These days, everyone seems to talk about skeuomorphism, not in the last place because of Jony Ive’s design revolution at Apple. I follow this discussion closely because this discussion also applies to Kiozk.com, a company I co-founded. More on skeuomorphism later, first a little introduction on Kiozk.
When you visit Kiozk.com and set the location to Groningen (a Dutch city), you’ll see a long list with activities based on your time and location. The activity at the top of the list is about to start, the more you scroll down, the later the activity takes place. Essentially, this is all you need to know about Kiozk, although there’s much more to it.
Kiozk, a modern kiosk
We see Kiozk as the modern equivalent of a kiosk. No need to collect dozens of flyers or search the Internet to find something to do. Instead, use Kiozk and you’ll immediately see activities taking place nearby. This led to an important design-question. If we see ourselves as a modern day kiosk, shouldn’t we look like a kiosk as well?

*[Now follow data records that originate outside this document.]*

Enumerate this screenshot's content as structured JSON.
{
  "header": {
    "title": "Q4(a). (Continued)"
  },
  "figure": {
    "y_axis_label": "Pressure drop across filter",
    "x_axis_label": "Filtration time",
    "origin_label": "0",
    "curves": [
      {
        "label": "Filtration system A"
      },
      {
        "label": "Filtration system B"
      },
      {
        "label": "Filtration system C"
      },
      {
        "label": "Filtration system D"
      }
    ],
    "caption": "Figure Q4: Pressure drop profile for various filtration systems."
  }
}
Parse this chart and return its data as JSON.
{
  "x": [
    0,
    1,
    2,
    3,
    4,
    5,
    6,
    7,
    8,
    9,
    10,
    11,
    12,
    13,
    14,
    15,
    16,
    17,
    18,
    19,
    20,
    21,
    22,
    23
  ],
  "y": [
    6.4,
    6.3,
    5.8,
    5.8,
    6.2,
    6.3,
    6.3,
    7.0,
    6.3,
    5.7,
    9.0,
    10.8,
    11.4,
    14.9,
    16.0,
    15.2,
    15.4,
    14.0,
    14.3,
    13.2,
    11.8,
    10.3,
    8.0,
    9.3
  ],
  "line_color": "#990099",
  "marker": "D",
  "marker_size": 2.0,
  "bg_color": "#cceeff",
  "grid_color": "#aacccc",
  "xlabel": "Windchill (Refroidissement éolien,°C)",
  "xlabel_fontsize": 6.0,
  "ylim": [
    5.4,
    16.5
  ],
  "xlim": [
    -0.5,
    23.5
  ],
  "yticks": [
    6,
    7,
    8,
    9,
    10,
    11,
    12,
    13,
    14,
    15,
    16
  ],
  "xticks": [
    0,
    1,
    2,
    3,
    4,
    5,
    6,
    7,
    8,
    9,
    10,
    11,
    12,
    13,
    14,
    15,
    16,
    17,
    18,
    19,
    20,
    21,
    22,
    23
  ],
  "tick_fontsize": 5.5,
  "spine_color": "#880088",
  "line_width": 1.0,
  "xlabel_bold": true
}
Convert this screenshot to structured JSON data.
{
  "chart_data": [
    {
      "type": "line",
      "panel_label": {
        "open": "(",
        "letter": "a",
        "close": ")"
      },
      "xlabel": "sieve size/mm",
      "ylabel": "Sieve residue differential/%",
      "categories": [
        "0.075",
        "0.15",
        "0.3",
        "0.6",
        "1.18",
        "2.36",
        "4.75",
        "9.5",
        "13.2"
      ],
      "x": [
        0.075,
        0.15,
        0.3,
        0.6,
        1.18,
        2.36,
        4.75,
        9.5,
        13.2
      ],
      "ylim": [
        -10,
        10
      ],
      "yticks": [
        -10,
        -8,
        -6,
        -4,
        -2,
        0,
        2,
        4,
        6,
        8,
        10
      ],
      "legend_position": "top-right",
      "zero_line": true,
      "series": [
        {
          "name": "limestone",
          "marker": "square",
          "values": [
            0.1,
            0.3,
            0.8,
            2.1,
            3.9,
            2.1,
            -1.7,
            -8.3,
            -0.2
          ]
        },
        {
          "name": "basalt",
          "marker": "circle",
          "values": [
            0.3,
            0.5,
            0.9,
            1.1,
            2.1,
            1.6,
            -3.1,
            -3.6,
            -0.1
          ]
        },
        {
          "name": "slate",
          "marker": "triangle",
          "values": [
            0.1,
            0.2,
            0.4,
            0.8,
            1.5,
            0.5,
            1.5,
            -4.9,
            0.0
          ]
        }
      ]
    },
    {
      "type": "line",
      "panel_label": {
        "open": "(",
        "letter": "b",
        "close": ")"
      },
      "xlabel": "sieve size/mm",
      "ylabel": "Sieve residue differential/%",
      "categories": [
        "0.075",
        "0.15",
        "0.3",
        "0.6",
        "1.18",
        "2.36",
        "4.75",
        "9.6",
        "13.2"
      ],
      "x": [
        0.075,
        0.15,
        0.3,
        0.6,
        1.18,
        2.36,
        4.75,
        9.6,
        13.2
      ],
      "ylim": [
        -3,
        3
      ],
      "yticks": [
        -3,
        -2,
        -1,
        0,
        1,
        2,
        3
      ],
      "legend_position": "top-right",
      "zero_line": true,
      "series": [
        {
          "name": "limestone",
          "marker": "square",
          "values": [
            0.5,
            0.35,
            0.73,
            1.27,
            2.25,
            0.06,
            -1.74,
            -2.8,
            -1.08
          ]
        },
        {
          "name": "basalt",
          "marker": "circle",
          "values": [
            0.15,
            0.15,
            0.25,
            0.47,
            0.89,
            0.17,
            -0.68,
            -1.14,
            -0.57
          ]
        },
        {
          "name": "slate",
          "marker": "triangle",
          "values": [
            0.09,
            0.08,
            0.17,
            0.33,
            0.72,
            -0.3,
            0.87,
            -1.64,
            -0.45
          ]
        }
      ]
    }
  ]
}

We quickly learned this is called skeuomorphism… Skeu-what!? In short, it means that a digital object closely emulates objects in the real world. Check these examples: 1, 2 and 3. In other words, a digital button looks like a real-world button, so our digital Kiozk should resemble a real-world kiosk as well.
To Skeu or Not to Skeu
Last year, there were many arguments in favor of skeuomorphism. After all, Scott Forstall still worked for Apple and iOS was filled with real-life objects, materials and shapes. Since many people were (and still are) used to this skeuomorphic design, it made sense to apply the same design philosophy to Kiozk as well. So we did (well, only during our mock-up phase).
We literally tried hundreds of designs for the Kiozk homepage. Some were skeuomorphic and some used the so called flat design. In the end, we choose the modern and more minimalist look and ditched skeuomorphism. In hindsight, this is the best decision we could’ve made. After all, with the current design revolution at Apple, skeuomorphism is now officially outdated.